A respected Covenanter soldier stunned Edinburgh by confessing to witchcraft and was strangled in 1670; his shunned house on the West Bow stood empty for a century, lit at night by phantom revels.

Major Thomas Weir was a pillar of Presbyterian Edinburgh — a Covenanting officer and captain of the Town Guard, so austere in his piety that locals called him the 'West Bow Saint'. He shared a narrow flat on the West Bow with his spinster sister Grizel.
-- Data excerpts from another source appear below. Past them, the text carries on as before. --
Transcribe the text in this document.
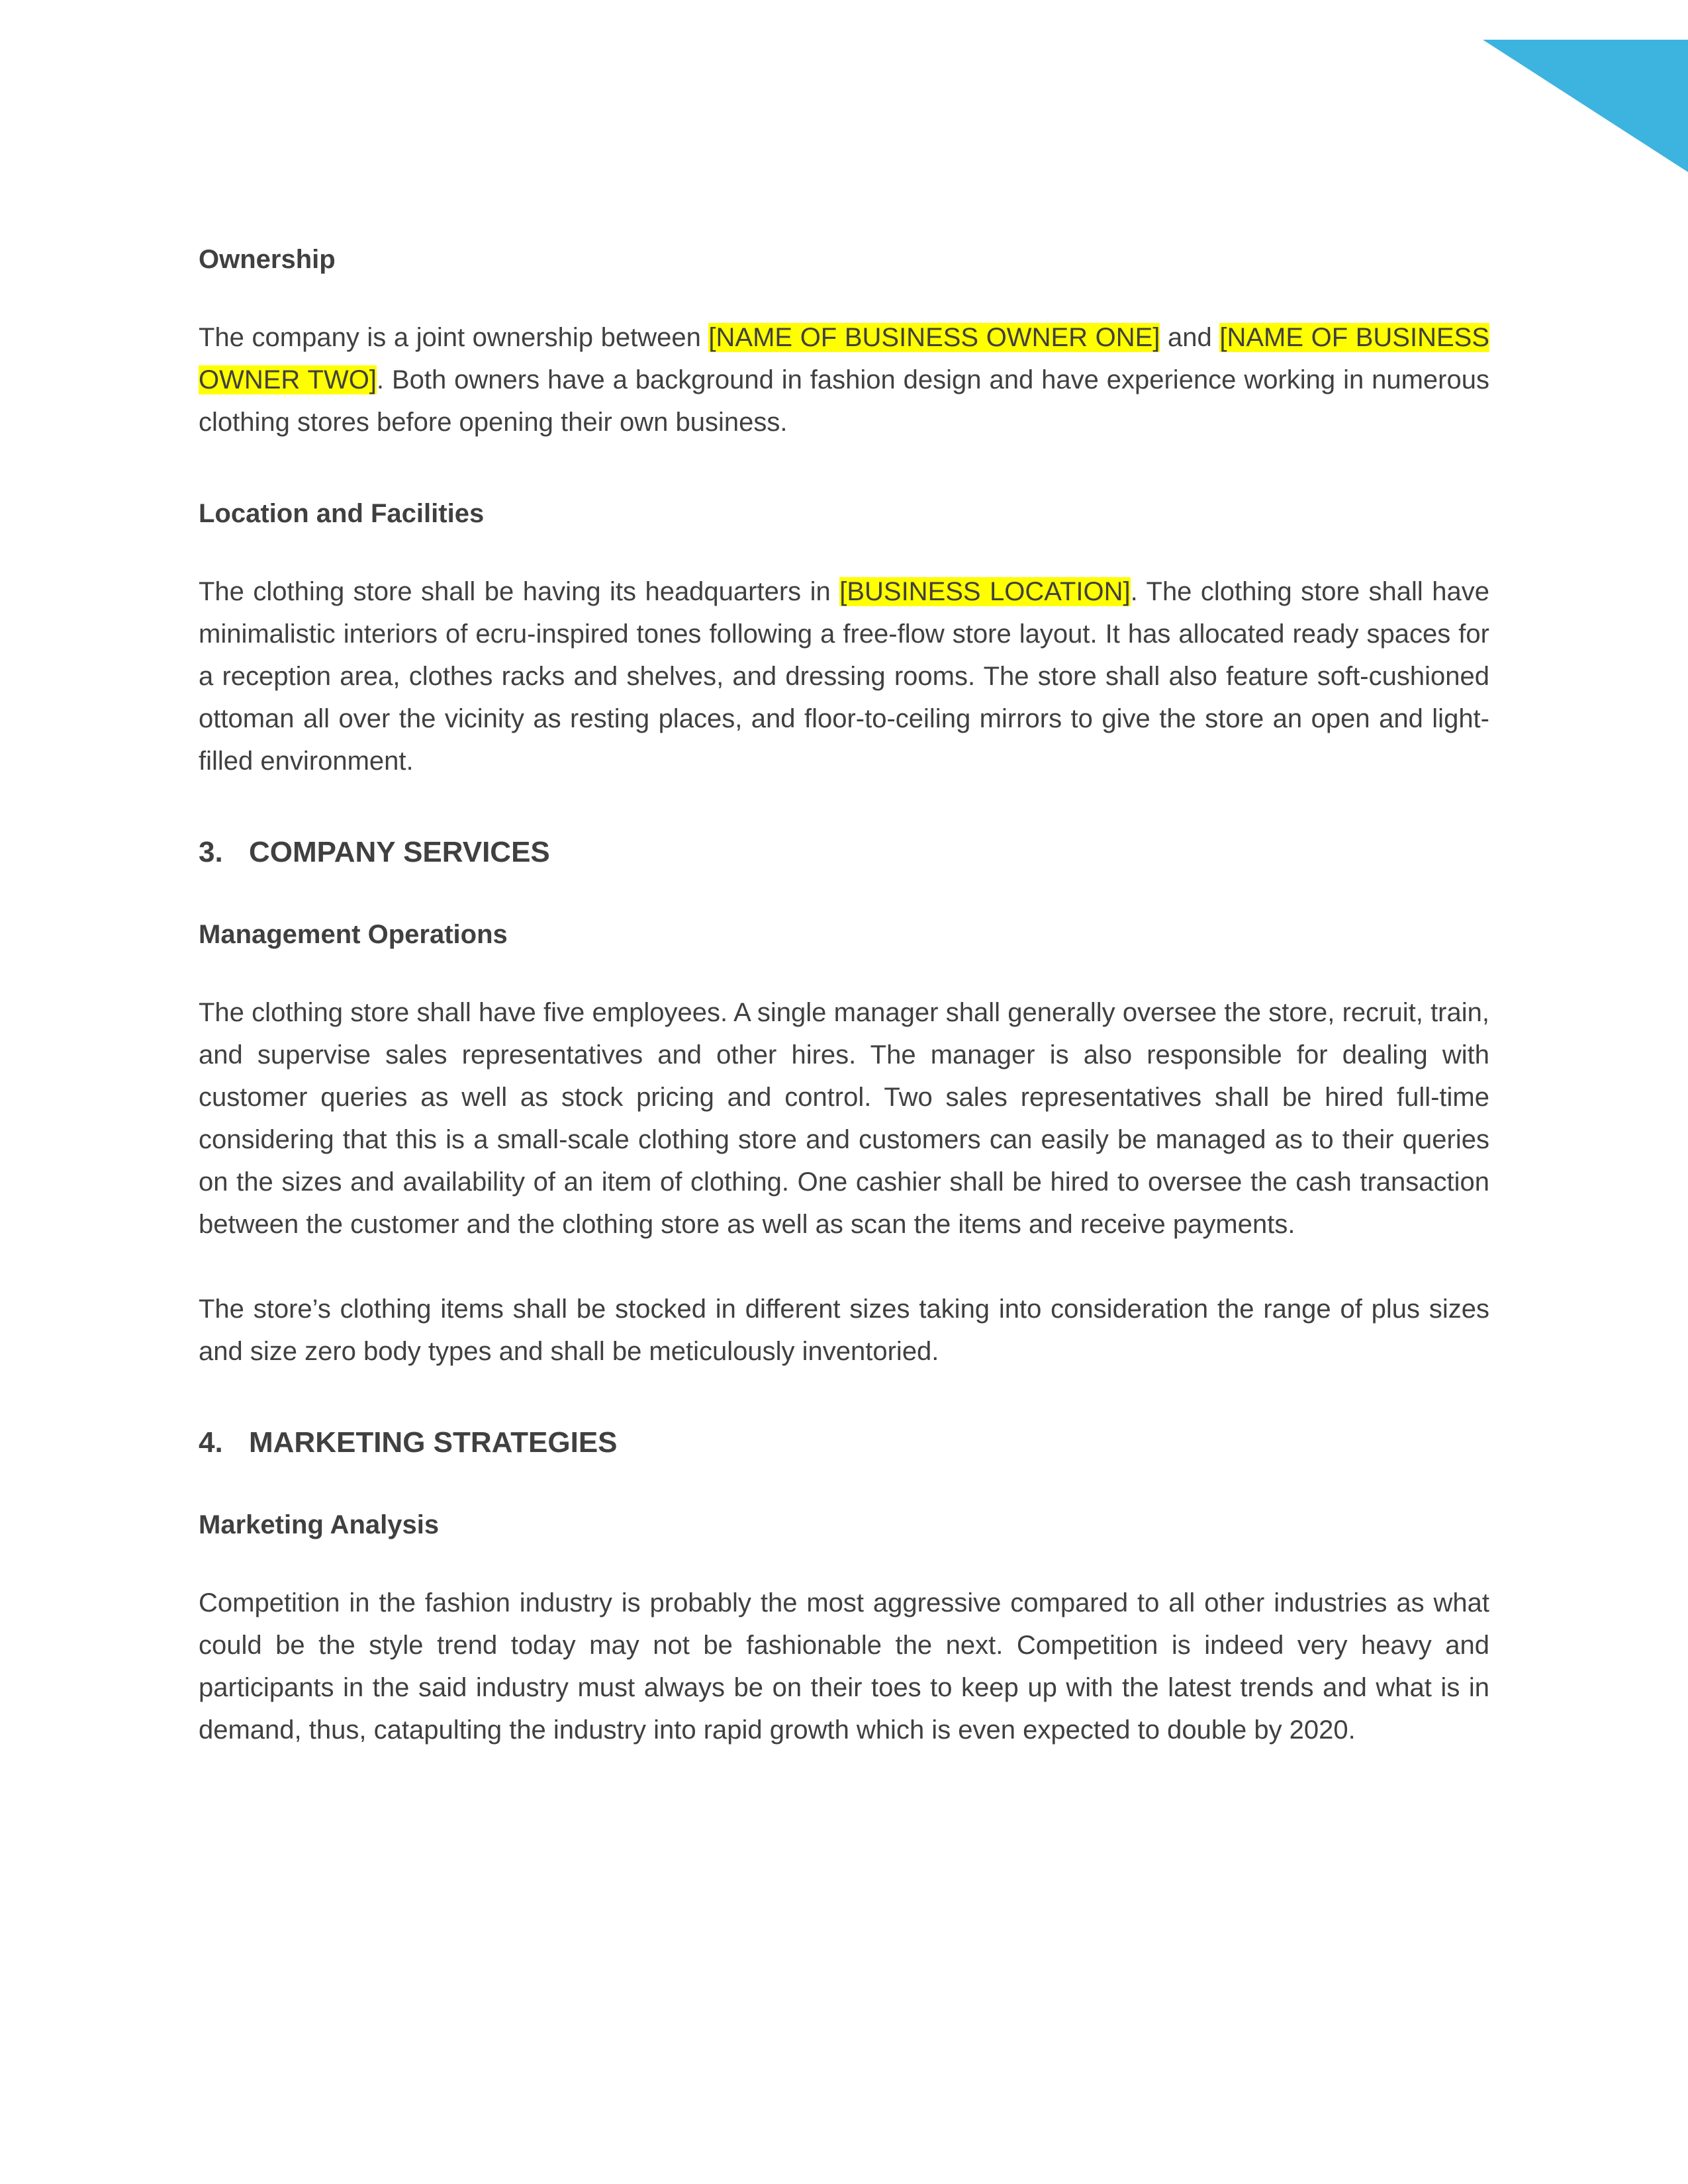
Ownership

The company is a joint ownership between [NAME OF BUSINESS OWNER ONE] and [NAME OF BUSINESS OWNER TWO]. Both owners have a background in fashion design and have experience working in numerous clothing stores before opening their own business.

Location and Facilities

The clothing store shall be having its headquarters in [BUSINESS LOCATION]. The clothing store shall have minimalistic interiors of ecru-inspired tones following a free-flow store layout. It has allocated ready spaces for a reception area, clothes racks and shelves, and dressing rooms. The store shall also feature soft-cushioned ottoman all over the vicinity as resting places, and floor-to-ceiling mirrors to give the store an open and light-filled environment.

3. COMPANY SERVICES
Management Operations

The clothing store shall have five employees. A single manager shall generally oversee the store, recruit, train, and supervise sales representatives and other hires. The manager is also responsible for dealing with customer queries as well as stock pricing and control. Two sales representatives shall be hired full-time considering that this is a small-scale clothing store and customers can easily be managed as to their queries on the sizes and availability of an item of clothing. One cashier shall be hired to oversee the cash transaction between the customer and the clothing store as well as scan the items and receive payments.

The store’s clothing items shall be stocked in different sizes taking into consideration the range of plus sizes and size zero body types and shall be meticulously inventoried.

4. MARKETING STRATEGIES
Marketing Analysis

Competition in the fashion industry is probably the most aggressive compared to all other industries as what could be the style trend today may not be fashionable the next. Competition is indeed very heavy and participants in the said industry must always be on their toes to keep up with the latest trends and what is in demand, thus, catapulting the industry into rapid growth which is even expected to double by 2020.
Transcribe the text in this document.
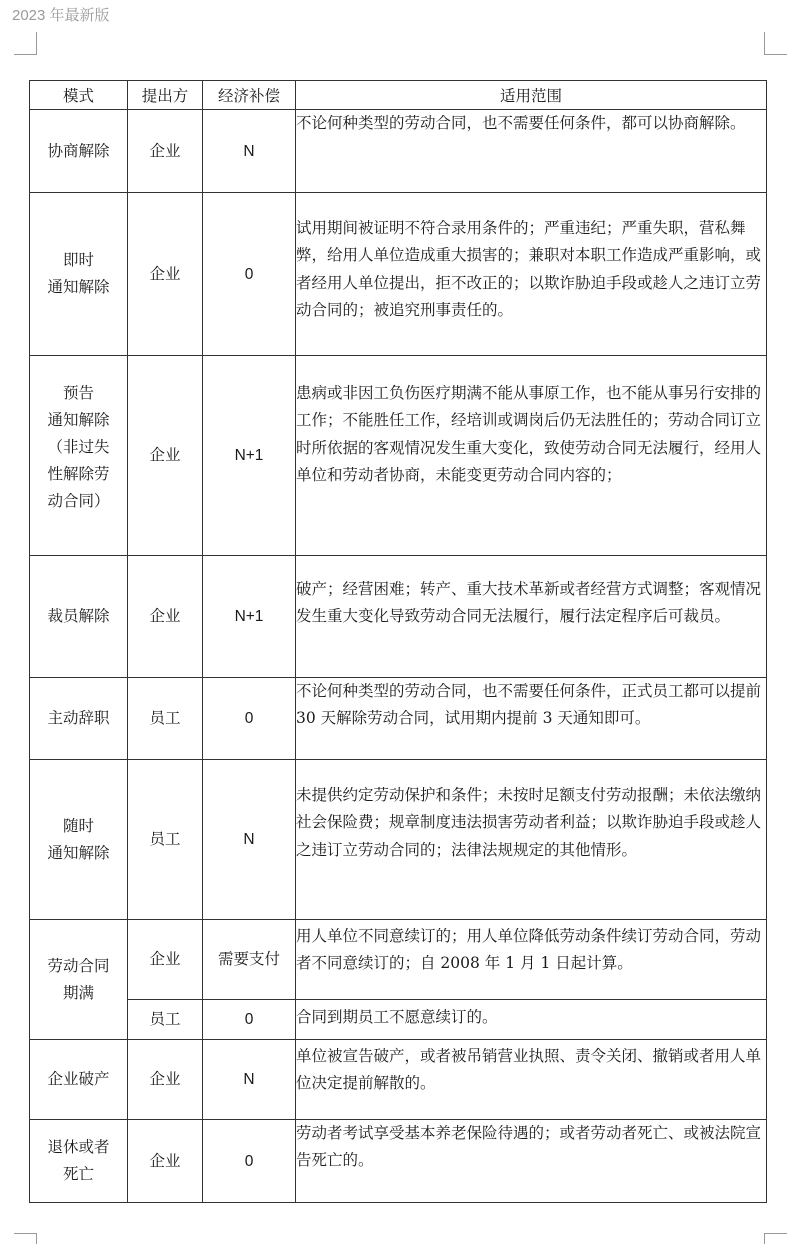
2023 年最新版
模式	提出方	经济补偿	适用范围

协商解除	企业	N	不论何种类型的劳动合同，也不需要任何条件，都可以协商解除。

即时
通知解除	企业	0	试用期间被证明不符合录用条件的；严重违纪；严重失职，营私舞弊，给用人单位造成重大损害的；兼职对本职工作造成严重影响，或者经用人单位提出，拒不改正的；以欺诈胁迫手段或趁人之违订立劳动合同的；被追究刑事责任的。

预告
通知解除
（非过失
性解除劳
动合同）	企业	N+1	患病或非因工负伤医疗期满不能从事原工作，也不能从事另行安排的工作；不能胜任工作，经培训或调岗后仍无法胜任的；劳动合同订立时所依据的客观情况发生重大变化，致使劳动合同无法履行，经用人单位和劳动者协商，未能变更劳动合同内容的；

裁员解除	企业	N+1	破产；经营困难；转产、重大技术革新或者经营方式调整；客观情况发生重大变化导致劳动合同无法履行，履行法定程序后可裁员。

主动辞职	员工	0	不论何种类型的劳动合同，也不需要任何条件，正式员工都可以提前 30 天解除劳动合同，试用期内提前 3 天通知即可。

随时
通知解除	员工	N	未提供约定劳动保护和条件；未按时足额支付劳动报酬；未依法缴纳社会保险费；规章制度违法损害劳动者利益；以欺诈胁迫手段或趁人之违订立劳动合同的；法律法规规定的其他情形。

劳动合同
期满	企业	需要支付	用人单位不同意续订的；用人单位降低劳动条件续订劳动合同，劳动者不同意续订的；自 2008 年 1 月 1 日起计算。
	员工	0	合同到期员工不愿意续订的。

企业破产	企业	N	单位被宣告破产，或者被吊销营业执照、责令关闭、撤销或者用人单位决定提前解散的。

退休或者
死亡	企业	0	劳动者考试享受基本养老保险待遇的；或者劳动者死亡、或被法院宣告死亡的。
Then, around 1670, while leading a prayer meeting, the elderly major astonished the company by confessing unbidden to a lifetime of secret crimes and to commerce with the Devil.

The story

Weir was strangled and burned, often named as the last man executed for witchcraft in Scotland, and his sister was hanged soon after. But it was his house that fixed him in the city's folklore. For more than a century the dwelling on the West Bow stood empty, for no one would live in it. Passers-by reported lights moving in the windows of the deserted rooms, the sound of music and laughter, and the shapes of enormous women behind the glass.

When an old soldier named William Patullo at last took the cheap house around 1780, he and his wife are said to have fled after a single night, driven out when a spectral calf appeared at the foot of their bed and rested its forelegs on the frame to stare at them in the dark. The 'Wizard of the West Bow' became one of Edinburgh's most enduring ghost stories.